Chief Justice David Maraga (right) and former Attoney General Githu Muigai during the swearing in advocates to the bar on 13th,february,2019 at the supreme court of kenya ,Nairobi. [Elvis Ogina.Standard]

The ease with which our courts are now detaining suspects of criminal offences is cause for concern from a rule of law and human rights perspective.

It is now common for courts to permit pre-trial detention of suspects for as many as 30 days before they can formally plead to a charge, ostensibly to allow investigators to conduct "further investigations". Even more appalling is that extensions are granted when such periods are exhausted and without prosecutors breaking a sweat.

Arbitrary descretion?

While judicial officers retain discretion to determine whether to grant bail or bond depending on facts of each case, the said discretion must not be arbitrary but guided by law.

The starting point in this regard is article 49 of the Constitution that guarantees an arrested person the right to be released on bond or bail, on reasonable conditions pending a charge or trial unless there are compelling reasons not to be released.

Internationally, article 9(3) of the International Covenant on Civil and Political Rights, which Kenya has ratified and therefore applicable in the country provides that it shall not be the general rule that persons awaiting trial shall be detained in custody, but release may be subject to guarantees to appear for trial.

Owing to discrepancies in how judicial officers applied their discretion to determine whether there are compelling reasons not to release an arrested person on bail or bond, the Bail and Bond Policy guidelines were developed.

What is needed

These guidelines outline the reasons the prosecution may advance to convince the court to deny bail. These reasons include: that the accused is likely to fail to attend court proceedings, that the accused will likely commit a serious crime, that the accused person is likely to endanger the safety of victims or the public, that the accused person is likely to interfere with witnesses or evidence, that the accused person is likely to endanger national security or that it is in the public interest to detain the accused person.

Worryingly, there is an apparent pattern where judicial officers now, as a matter of course, allow lengthy detention of suspects before they formally plead to charges in court.

When this is done routinely as opposed to the decision being informed by the threshold (that is, compelling reasons) as set by the Constitution, statutes and the above mentioned guidelines, rights of accused persons are violated.

Prolonged pre-trial detention is essentially incompatible with the constitutionally guaranteed presumption of innocence and this presumption is a cornerstone principle in criminal trials. Essentially, it is interpretation of this principle that permitted President Kenyatta and his deputy to run for office despite the grave criminal charges they faced at the ICC.

It must therefore be interpreted consistently as what’s good for the goose is good for the gander.
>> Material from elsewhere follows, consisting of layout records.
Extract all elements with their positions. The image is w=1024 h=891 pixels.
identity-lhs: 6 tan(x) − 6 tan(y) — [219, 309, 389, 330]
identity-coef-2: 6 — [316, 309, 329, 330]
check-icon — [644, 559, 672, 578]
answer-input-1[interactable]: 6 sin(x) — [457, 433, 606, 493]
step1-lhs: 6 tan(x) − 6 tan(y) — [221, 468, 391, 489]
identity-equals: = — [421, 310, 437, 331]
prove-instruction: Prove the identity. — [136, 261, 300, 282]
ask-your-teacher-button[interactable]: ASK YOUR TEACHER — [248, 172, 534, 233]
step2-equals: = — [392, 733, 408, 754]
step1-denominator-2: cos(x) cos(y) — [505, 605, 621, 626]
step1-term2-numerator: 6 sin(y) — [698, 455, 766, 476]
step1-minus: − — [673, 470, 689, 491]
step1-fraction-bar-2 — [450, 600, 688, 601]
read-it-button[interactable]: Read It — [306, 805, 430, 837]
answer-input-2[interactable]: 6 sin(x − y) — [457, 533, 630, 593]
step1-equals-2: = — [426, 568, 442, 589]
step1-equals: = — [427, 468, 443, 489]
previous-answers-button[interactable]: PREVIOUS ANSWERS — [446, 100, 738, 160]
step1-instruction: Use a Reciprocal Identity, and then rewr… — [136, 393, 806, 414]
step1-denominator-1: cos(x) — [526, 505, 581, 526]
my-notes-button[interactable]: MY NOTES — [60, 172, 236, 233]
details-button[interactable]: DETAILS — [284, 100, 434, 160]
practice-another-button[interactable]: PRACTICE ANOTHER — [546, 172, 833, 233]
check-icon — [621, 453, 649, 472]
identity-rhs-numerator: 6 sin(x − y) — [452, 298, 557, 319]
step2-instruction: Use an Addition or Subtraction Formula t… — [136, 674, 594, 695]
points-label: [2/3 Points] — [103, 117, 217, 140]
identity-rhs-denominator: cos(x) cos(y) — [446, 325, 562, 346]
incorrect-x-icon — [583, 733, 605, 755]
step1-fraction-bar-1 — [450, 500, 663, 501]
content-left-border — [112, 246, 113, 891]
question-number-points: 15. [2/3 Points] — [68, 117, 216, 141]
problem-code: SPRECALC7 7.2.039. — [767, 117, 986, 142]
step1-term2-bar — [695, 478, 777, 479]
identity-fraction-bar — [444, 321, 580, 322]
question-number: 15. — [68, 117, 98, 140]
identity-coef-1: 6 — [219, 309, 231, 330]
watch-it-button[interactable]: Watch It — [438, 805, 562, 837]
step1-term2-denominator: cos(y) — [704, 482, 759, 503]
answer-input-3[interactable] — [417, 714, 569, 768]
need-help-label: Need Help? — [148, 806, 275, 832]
It is a fundamental human right not to be arbitrarily arrested or detained and this prohibition is also applicable to judicial officers in their decision making.

As the UN’s Human Rights Committee has explained, the notion of ‘arbitrariness’ is not be equated with ‘against the law’. Rather, it includes elements of inappropriateness, injustice, lack of predictability, reasonableness, necessity and proportionality.

Is it necessary?

Arguably, even when a judicial officer allows accused persons to be detained to allow further investigations (as the law allows), the decision must be informed by elements such as appropriateness, reasonableness and necessity.

This is hardly the case when, for example, police officers question a suspect for days and when they finally make the decision to arrest and arraign the person in court, they seek more time to investigate the same matter and facts.

Additionally, accused persons are paying (with loss of their liberty) for the challenges faced by investigators and prosecutors in their work including inadequate technical capacity, understaffing and poor strategy.

To the detriment of human rights, the Judiciary continues to excuse these challenges by readily granting the police permission to hold accused persons for inordinately long periods before they are charged.

Kenya has a dark history of detention without trial and one would hope that with a new constitutional dispensation the country has turned the corner. This, unfortunately, does not seem to be the case. Today, detention without trial has blessings from the Judiciary.